The AlterUmma Team

Oliver Scharbrodt

Prof Oliver Scharbrodt

Oliver Scharbrodt is Professor of Islamic Studies at the University of Birmingham. His research expertise covers the intellectual history of modern Islam, Muslim minorities in Europe and the historical, discursive and social formations of transnational networks within modern and contemporary Islam, with a particular focus on Twelver Shia Islam. Oliver Scharbrodt was the principal investigator of a research project on Muslims in Ireland, funded by the Irish Research Council (2008-2011), and co-authored Muslims in Ireland: Past and Present (Edinburgh: Edinburgh University Press, 2015). He led a project on transnational Twelver Shia networks that operate between Britain and the Middle East, focussing in particular on London a major global hub of transnational and diasporic of Shia religio-political activism, funded by the Gerda Henkel Foundation. Oliver Scharbrodt is the editor-in-chief of the Yearbook of Muslims in Europe (Leiden: Brill), an annual publication featuring up-to-date research and analysis of activities, trends and developments around Muslims across Europe.

Dr Christopher Pooya Razavian

Christopher Pooya Razavian’s research is focused on the relationship between tradition and modernity in Islam. His main focus is on the concept of autonomy and Imami thought and argues that greater attention needs to be paid to the discursive nature of autonomy and tradition. He has spent many years in Iran, at both the Islamic Seminary and the University of Tehran. He received his PhD from the University of Exeter under the supervision of Prof Sajjad Rizvi. He recently finished a post-doctoral research position at the University of Oxford working on an ERC funded project ‘Changing Structures of Islamic Authority’, led by Prof Masooda Bano. His research focused on legal hermeneutics within Sunni thought. He is currently a post-doctoral research fellow on the ERC funded project titled AlterUmma, led by Prof Oliver Scharbrodt, which investigates the transformation of Shia Islam in the Middle East and Europe since the 1950s. For this project, his research is focused on Morteza Motahhari's concept of social justice.

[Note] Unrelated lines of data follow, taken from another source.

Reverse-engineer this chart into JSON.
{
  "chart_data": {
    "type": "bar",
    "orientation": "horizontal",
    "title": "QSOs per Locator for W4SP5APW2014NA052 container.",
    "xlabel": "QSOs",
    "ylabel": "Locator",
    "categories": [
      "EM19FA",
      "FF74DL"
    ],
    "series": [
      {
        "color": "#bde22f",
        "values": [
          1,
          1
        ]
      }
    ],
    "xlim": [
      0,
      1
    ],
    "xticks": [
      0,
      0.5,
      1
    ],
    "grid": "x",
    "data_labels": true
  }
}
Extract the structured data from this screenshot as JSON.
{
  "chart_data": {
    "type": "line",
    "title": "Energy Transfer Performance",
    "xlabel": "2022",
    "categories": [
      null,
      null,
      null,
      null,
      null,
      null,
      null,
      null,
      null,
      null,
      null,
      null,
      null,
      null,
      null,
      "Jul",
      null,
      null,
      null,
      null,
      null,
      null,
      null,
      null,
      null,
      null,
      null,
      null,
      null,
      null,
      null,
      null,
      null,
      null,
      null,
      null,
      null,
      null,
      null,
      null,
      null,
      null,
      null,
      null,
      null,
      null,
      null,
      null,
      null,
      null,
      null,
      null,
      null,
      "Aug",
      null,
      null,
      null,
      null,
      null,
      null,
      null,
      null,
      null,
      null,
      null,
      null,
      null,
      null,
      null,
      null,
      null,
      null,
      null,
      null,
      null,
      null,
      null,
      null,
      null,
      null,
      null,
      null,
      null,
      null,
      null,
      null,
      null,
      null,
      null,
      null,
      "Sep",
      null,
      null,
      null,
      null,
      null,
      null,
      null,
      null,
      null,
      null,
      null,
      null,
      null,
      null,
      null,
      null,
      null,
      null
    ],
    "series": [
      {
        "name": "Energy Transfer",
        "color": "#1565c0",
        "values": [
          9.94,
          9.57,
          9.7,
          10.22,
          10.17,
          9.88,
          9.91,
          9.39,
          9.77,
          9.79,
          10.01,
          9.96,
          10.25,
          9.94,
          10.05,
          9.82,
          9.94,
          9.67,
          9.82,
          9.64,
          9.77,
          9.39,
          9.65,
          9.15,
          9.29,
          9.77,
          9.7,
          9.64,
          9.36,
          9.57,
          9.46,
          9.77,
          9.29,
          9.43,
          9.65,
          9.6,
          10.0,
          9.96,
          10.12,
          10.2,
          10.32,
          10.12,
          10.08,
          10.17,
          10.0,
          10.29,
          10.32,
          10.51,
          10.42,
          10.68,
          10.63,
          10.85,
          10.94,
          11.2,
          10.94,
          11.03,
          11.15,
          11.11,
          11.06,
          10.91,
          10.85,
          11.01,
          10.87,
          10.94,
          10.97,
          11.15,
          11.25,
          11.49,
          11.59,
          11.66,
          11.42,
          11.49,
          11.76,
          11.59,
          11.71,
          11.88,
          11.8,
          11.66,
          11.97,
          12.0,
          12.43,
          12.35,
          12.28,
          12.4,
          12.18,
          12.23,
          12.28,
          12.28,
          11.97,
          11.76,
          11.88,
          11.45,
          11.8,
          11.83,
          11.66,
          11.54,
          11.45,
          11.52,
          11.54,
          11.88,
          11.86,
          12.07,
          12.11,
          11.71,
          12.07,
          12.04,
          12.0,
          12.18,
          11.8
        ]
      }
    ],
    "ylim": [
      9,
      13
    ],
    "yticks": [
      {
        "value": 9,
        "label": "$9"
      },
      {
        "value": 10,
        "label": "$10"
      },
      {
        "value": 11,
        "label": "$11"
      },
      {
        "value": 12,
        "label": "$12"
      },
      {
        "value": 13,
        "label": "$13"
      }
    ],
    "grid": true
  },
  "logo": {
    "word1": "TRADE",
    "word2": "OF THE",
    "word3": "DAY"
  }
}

Christopher Pooya Razavian
Oula Kadhum

Dr Oula Kadhum

Oula Kadhum’s research explores Middle Eastern politics and society from a transnational perspective, with a focus on diasporic communities. It examines diasporic individuals and groups, as non-state actors, who are contributing to political processes in their real or perceived homelands, through transnational political mobilisation. Further, her research inspects the ways that both homeland and hostland contexts shape practices and actions, as well as how the intersectional dynamics of individual/group identity/ies can inhibit or create opportunities for political mobilisation.

Currently, she is exploring Iraqi Shia transnational mobilisation in the UK as part of the ERC funded ALTERUMMA project. Previously, as a PhD Research Fellow, she worked on the Diaspora and Contested Sovereignty ERC funded project at the University of Warwick where she focused on the Iraqi diaspora in the UK, Sweden and Germany. Her doctoral thesis, Diasporic Interventions: State building in Iraq following the 2003 Iraq War, compared the UK and Swedish diaspora's involvement in state building during intervention, occupation and following the country's first democratic elections.

Yousif Al-Hilli

Yousif Al-Hilli graduated with a Master’s degree in Middle East Politics at SOAS University and has an undergraduate degree in Politics and Sociology from Brunel University. His research interests include informality within political and religious institutions, and the role of religion within states in the Middle East.

He is currently working as part of the AlterUmma project to investigate the ways in which the clerical establishment in Iraq have positioned themselves post-2003. Specifically, his research focuses on clerical behaviour in practice and questions the validity of the simplistic dichotomy between political quietism and political activism often used to explain clerical behaviour.